Ces agressions laissent des blessures profondes chez les enfants, souvent difficiles à exprimer avec des mots. À travers la musique, certains peuvent retrouver un espace de parole, d’expression et de reconstruction.
« La musique adoucit les mœurs », disait le philosophe Platon. Un proverbe assez répandu de nos jours. S’inspirant de cette pensée, le Président-Fondateur de la NBV Child Recovery Foundation a choisi de faire de la musique un outil d’accompagnement et de reconstruction pour les personnes victimes de violences, afin de les aider à guérir de leurs traumatismes. La musique ne fait pas disparaître les traumatismes, mais elle peut aider les enfants victimes de violences sexuelles à exprimer leurs émotions, retrouver confiance en eux et avancer vers la reconstruction.
La musique agit sur le cerveau et favorise l’adaptation après un traumatisme
La musique ne se limite pas au divertissement. Elle agit sur le fonctionnement du cerveau à travers plusieurs mécanismes, notamment la neuroplasticité. Ce phénomène désigne la capacité du cerveau et du système nerveux à créer de nouvelles connexions et à s’adapter face aux expériences vécues. Selon Prosper NSABIYUMVA, cette capacité permet au cerveau de continuer à évoluer malgré les blessures liées aux traumatismes. Chez un enfant victime de violences sexuelles, la musique peut ainsi participer à un processus de reconstruction en stimulant certaines fonctions liées aux émotions, à la mémoire et aux interactions avec les autres. « Un enfant qui a subi un traumatisme n’a pas toujours le courage de dire ce qu’il ressent », explique-t-il. La peur, la honte ou encore le poids du silence peuvent empêcher la victime de raconter son vécu. L’utilisation d’un instrument, le chant ou toute autre forme d’expression musicale peuvent alors devenir un langage différent, permettant à l’enfant d’exprimer ce qu’il n’arrive pas à dire directement.
Un moyen de réduire le stress lié au traumatisme
Les violences sexuelles provoquent souvent un état de stress important chez les victimes. La musique peut contribuer à diminuer cette tension en favorisant la relaxation du corps et de l’esprit. À travers les rythmes, les mélodies et la pratique musicale, l’enfant peut retrouver progressivement un sentiment d’apaisement. Cette activité agit également sur les réactions physiques liées au stress, comme les tensions musculaires, tout en créant un environnement plus sécurisant. Pour le Président-Fondateur, l’objectif est aussi de permettre à l’enfant de retrouver une certaine stabilité émotionnelle après une expérience traumatisante.

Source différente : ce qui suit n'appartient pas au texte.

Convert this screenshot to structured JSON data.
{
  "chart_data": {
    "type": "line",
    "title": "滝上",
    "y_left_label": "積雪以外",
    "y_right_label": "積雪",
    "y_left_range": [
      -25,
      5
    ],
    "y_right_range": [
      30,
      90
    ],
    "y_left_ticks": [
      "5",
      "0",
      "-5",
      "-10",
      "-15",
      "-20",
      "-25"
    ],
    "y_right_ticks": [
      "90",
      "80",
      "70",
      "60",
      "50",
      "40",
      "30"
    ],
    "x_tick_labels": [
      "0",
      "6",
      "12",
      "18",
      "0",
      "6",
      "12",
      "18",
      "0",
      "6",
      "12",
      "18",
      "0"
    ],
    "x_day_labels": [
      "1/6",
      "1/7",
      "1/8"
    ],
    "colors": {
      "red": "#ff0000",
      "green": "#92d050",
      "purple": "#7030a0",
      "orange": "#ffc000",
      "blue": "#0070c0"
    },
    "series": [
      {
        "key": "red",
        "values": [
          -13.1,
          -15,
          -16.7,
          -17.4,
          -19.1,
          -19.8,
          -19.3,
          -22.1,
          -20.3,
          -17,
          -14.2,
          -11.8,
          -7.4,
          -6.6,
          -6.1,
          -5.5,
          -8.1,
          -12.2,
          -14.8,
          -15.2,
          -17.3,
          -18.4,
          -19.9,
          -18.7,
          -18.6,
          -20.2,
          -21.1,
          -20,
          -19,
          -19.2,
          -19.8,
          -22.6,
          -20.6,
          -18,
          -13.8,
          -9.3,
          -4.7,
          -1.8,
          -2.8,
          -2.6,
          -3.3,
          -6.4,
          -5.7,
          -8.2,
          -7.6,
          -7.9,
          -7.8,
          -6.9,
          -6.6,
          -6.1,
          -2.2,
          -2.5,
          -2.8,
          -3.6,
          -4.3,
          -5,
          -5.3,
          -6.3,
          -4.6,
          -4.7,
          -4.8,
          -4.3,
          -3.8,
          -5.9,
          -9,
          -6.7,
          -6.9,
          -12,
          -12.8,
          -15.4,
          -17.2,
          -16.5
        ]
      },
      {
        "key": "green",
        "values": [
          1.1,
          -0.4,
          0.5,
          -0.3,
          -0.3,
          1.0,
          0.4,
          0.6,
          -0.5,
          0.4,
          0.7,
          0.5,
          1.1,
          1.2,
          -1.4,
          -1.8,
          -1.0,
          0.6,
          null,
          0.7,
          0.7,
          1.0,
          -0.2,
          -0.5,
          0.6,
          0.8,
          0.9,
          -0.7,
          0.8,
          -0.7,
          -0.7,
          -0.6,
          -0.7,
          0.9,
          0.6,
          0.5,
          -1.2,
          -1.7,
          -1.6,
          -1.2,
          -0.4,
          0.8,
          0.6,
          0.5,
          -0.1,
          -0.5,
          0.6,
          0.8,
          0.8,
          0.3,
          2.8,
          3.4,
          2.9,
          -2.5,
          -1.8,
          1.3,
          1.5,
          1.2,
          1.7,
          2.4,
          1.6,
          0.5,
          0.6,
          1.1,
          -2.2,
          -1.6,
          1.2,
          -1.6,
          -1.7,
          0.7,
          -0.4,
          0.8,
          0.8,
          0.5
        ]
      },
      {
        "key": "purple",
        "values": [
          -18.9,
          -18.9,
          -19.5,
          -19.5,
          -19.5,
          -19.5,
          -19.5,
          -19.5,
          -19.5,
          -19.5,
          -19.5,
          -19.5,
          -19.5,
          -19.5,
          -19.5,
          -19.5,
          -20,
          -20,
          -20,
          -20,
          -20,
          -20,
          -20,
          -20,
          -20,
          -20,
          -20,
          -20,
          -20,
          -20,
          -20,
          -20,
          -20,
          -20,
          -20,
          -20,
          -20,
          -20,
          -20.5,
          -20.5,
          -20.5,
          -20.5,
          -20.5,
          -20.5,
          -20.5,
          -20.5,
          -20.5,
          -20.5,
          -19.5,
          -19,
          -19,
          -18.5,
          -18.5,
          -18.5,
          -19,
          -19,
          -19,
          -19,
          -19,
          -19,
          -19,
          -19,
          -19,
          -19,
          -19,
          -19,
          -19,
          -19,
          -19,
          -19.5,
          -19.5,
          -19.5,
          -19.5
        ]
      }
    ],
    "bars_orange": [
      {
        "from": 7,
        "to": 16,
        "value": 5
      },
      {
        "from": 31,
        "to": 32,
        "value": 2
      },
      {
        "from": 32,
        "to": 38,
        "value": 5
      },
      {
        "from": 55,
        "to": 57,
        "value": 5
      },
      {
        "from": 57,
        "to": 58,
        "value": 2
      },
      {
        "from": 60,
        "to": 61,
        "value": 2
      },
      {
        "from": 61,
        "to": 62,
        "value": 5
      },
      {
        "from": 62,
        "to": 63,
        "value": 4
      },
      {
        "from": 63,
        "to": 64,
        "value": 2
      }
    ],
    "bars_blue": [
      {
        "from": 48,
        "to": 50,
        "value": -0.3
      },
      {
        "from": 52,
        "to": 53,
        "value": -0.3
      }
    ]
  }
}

Retrouver confiance en soi après les violences
Au-delà du stress, les violences sexuelles touchent profondément l’image que l’enfant a de lui-même. Certains développent un sentiment de honte, se sentent différents ou pensent que ce qu’ils ont subi représente une partie de leur identité. «
Certains vont même jusqu’à avoir honte de leur corps, de ce qu’ils ont subi », souligne le promoteur de NBV. La musique peut alors jouer un rôle dans la restauration de l’estime de soi.
Le collectif, une étape importante dans la reconstruction
La pratique musicale en groupe occupe également une place importante dans cette démarche. Pour les enfants qui se sentent isolés après un traumatisme, intégrer un groupe permet de recréer des liens et de retrouver progressivement confiance envers les autres. Selon Prosper NSABIYUMVA, l’enfant peut faire deux découvertes importantes : d’une part, comprendre qu’il existe encore des personnes capables de l’écouter et de l’accompagner ; d’autre part, réaliser qu’il possède des qualités et des talents qui méritent d’être valorisés. Se produire devant un public et recevoir des applaudissements peut devenir une expérience forte : l’enfant prend conscience qu’il a de la valeur et que son histoire ne se résume pas aux violences qu’il a subies.
Un accompagnement qui associe musique et suivi psychologique
Pour le promoteur de NBV, la musique intervient comme un outil complémentaire dans l’accompagnement des victimes. Elle ne remplace pas une prise en charge spécialisée, mais peut faciliter le processus de reconstruction. Les enfants accueillis peuvent être orientés vers des professionnels de la psychologie afin d’évaluer leurs besoins et de déterminer l’accompagnement adapté, qu’il s’agisse d’un suivi psychologique ou d’une thérapie. La démarche repose également sur des activités musicales régulières permettant d’observer l’évolution des enfants sur trois mois. L’objectif est de leur offrir un cadre où ils peuvent apprendre, s’exprimer et reprendre confiance progressivement.
La musique ne représente donc pas qu’un simple loisir. Elle peut devenir un espace de parole et de résilience pour les enfants confrontés aux traumatismes liés aux violences sexuelles.